The Design of Space Tools, Products and Experiences for Everyone
Space technologies have offered humans on Earth opportunities for better lives. From satellites that offer us high-speed connectivity to improving healthcare devices, the design of space tools and products have trickled down into mainstream society. Research remains underway to create improved space habitats with innovations like self-assembling space architecture, space food, and space healthcare. MIT’s Space Exploration Initiative is committed to designing space for everyone. Currently, 40+ projects are underway in the Lab and every project they create must show its technology, framing and other learnings could sustain or serve the immediate needs of life on the surface.
Open-Source Projects and Innovations
Real-life and online communities also offer open access projects that solicit submissions and innovations from users across the globe. NASA has created an open-source development project that allows technologists, developers, entrepreneurs, and citizen scientists and many others to collaborate and directly contribute to space exploration. It helps the organization address project and mission needs to speed up software development and harness public awareness and impact of their research.

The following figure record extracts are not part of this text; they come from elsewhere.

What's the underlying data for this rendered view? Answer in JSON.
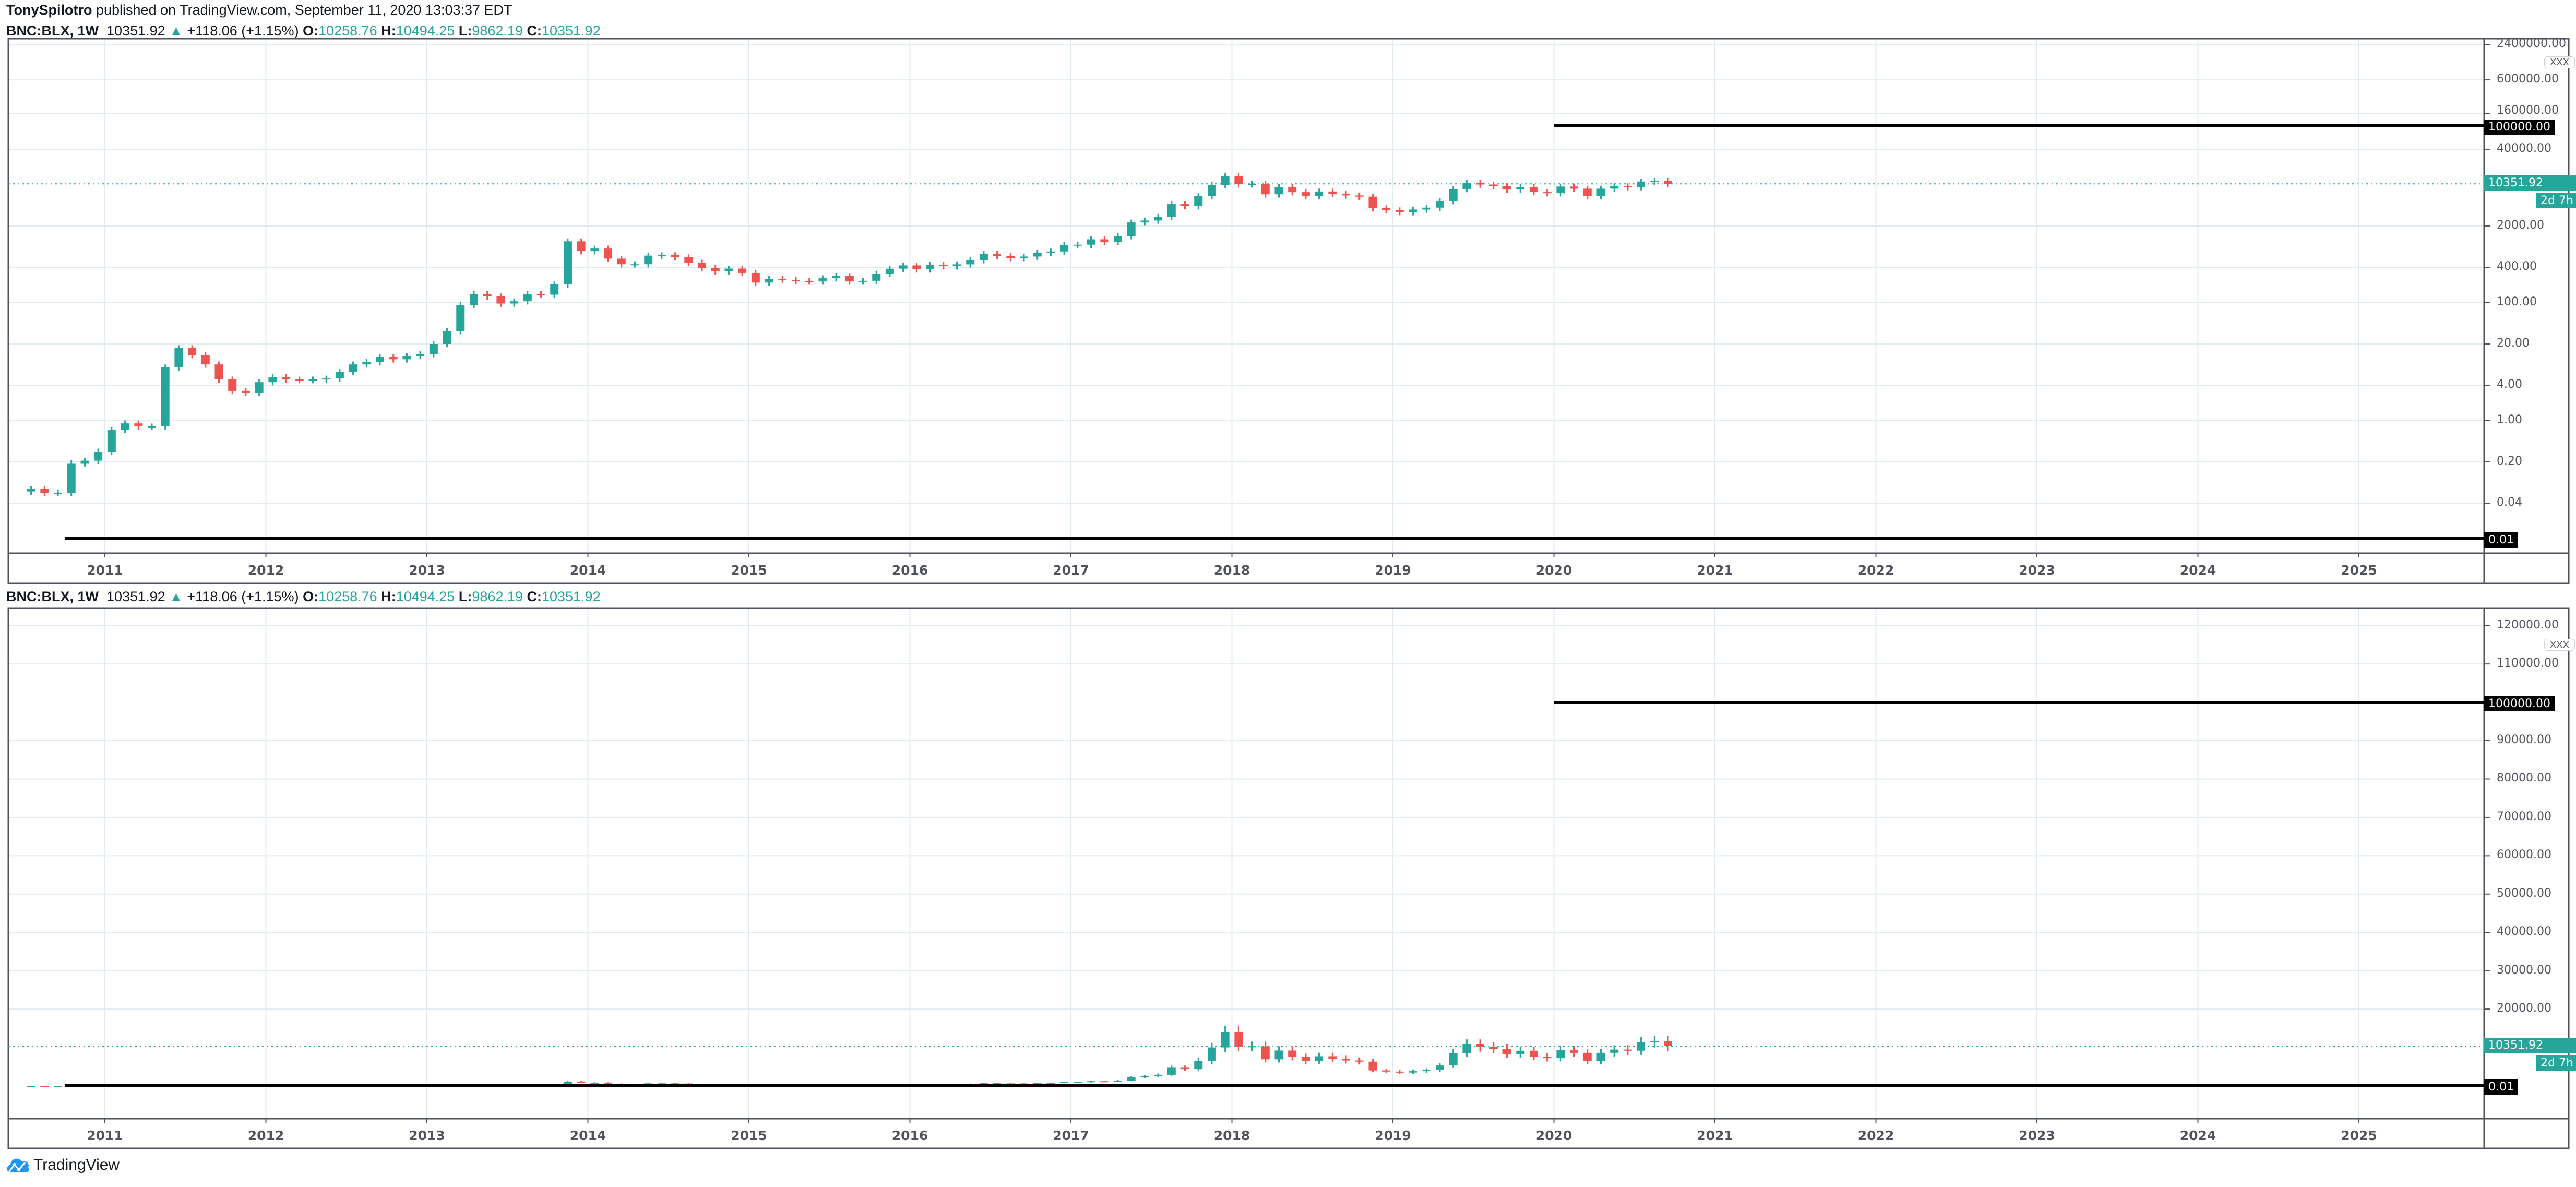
{
  "header": {
    "author": "TonySpilotro",
    "published": "published on TradingView.com, September 11, 2020 13:03:37 EDT"
  },
  "legend": {
    "symbol": "BNC:BLX, 1W",
    "last": "10351.92",
    "change": "+118.06 (+1.15%)",
    "o_label": "O:",
    "o": "10258.76",
    "h_label": "H:",
    "h": "10494.25",
    "l_label": "L:",
    "l": "9862.19",
    "c_label": "C:",
    "c": "10351.92"
  },
  "colors": {
    "up": "#26a69a",
    "down": "#ef5350",
    "grid": "#e1ecf2",
    "axis": "#50535e",
    "hline": "#000000",
    "logo": "#2196f3"
  },
  "logo": {
    "text": "TradingView",
    "icon": "tradingview-cloud-icon"
  },
  "scale_button": "XXX",
  "countdown": "2d 7h",
  "chart_data": [
    {
      "type": "candlestick",
      "scale": "log",
      "title": "",
      "x_ticks": [
        "2011",
        "2012",
        "2013",
        "2014",
        "2015",
        "2016",
        "2017",
        "2018",
        "2019",
        "2020",
        "2021",
        "2022",
        "2023",
        "2024",
        "2025"
      ],
      "y_ticks": [
        "2400000.00",
        "600000.00",
        "160000.00",
        "40000.00",
        "2000.00",
        "400.00",
        "100.00",
        "20.00",
        "4.00",
        "1.00",
        "0.20",
        "0.04"
      ],
      "y_tick_values": [
        2400000,
        600000,
        160000,
        40000,
        2000,
        400,
        100,
        20,
        4,
        1,
        0.2,
        0.04
      ],
      "ylim": [
        0.005,
        3000000
      ],
      "xlim": [
        "2010-06",
        "2025-12"
      ],
      "grid": true,
      "last_price_label": "10351.92",
      "horizontal_lines": [
        {
          "value": 100000,
          "label": "100000.00",
          "from": "2020-01"
        },
        {
          "value": 0.01,
          "label": "0.01",
          "from": "2010-10"
        }
      ]
    },
    {
      "type": "candlestick",
      "scale": "linear",
      "title": "",
      "x_ticks": [
        "2011",
        "2012",
        "2013",
        "2014",
        "2015",
        "2016",
        "2017",
        "2018",
        "2019",
        "2020",
        "2021",
        "2022",
        "2023",
        "2024",
        "2025"
      ],
      "y_ticks": [
        "120000.00",
        "110000.00",
        "90000.00",
        "80000.00",
        "70000.00",
        "60000.00",
        "50000.00",
        "40000.00",
        "30000.00",
        "20000.00"
      ],
      "y_tick_values": [
        120000,
        110000,
        90000,
        80000,
        70000,
        60000,
        50000,
        40000,
        30000,
        20000
      ],
      "ylim": [
        -3000,
        122000
      ],
      "xlim": [
        "2010-06",
        "2025-12"
      ],
      "grid": true,
      "last_price_label": "10351.92",
      "horizontal_lines": [
        {
          "value": 100000,
          "label": "100000.00",
          "from": "2020-01"
        },
        {
          "value": 0.01,
          "label": "0.01",
          "from": "2010-10"
        }
      ]
    }
  ],
  "series": {
    "start": "2010-07",
    "interval": "1M (approx. closes)",
    "closes": [
      0.07,
      0.06,
      0.06,
      0.19,
      0.21,
      0.3,
      0.7,
      0.9,
      0.8,
      0.8,
      8,
      17,
      13,
      9,
      5,
      3.2,
      3,
      4.5,
      5.5,
      5,
      4.9,
      5,
      5.2,
      6.7,
      9,
      10,
      12,
      11,
      12.5,
      13.5,
      20,
      33,
      92,
      140,
      128,
      97,
      106,
      140,
      137,
      205,
      1100,
      750,
      830,
      560,
      450,
      450,
      630,
      640,
      590,
      480,
      390,
      340,
      380,
      320,
      220,
      255,
      245,
      235,
      230,
      260,
      285,
      230,
      236,
      312,
      378,
      430,
      368,
      437,
      416,
      448,
      530,
      670,
      620,
      575,
      608,
      700,
      740,
      960,
      965,
      1190,
      1080,
      1350,
      2300,
      2480,
      2870,
      4700,
      4340,
      6450,
      10000,
      14000,
      10200,
      10300,
      6900,
      9200,
      7500,
      6400,
      7700,
      7000,
      6600,
      6300,
      4000,
      3700,
      3450,
      3800,
      4100,
      5300,
      8500,
      10800,
      10100,
      9600,
      8300,
      9150,
      7550,
      7200,
      9350,
      8600,
      6400,
      8600,
      9450,
      9150,
      11350,
      11650,
      10352
    ],
    "last": 10351.92
  }
}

In the future, people will be able to rent time on the CubeSat constellation, like buying time on a cloud computing cluster and more actively use open science communities for libraries of information and makerspaces, where you can engage with a research portfolio. MIT’s Space Exploration Initiative even offers a STEM outreach program with curriculum and DIY hacker/maker guidelines for climate-sensing CubeSats. Democratizing space brings together hackers and makers together into a more engaging community that should be a cornerstone of all space research. The future of low Earth orbit to the moon will be introduced to everyday citizens through GPS satellites that power our apps space tourism that will allow us to experience the overview effects. Citizens should play a role in creating and influencing these technologies.
Shaping New Narratives on Space Exploration
Together, those in the NewSpace sector have the opportunity to improve widespread participation in space. Democratization is ultimately about creating and contributing to self-sustaining environments and helping ensure a broader voice shapes our future. One institution alone can’t harness all the power on Earth to explore the cosmos deeper; it must be a collaborative effort. In so doing, we ensure that space represents a canvas by which we can imagine an enhanced version of what humanity and civilization can potentially be.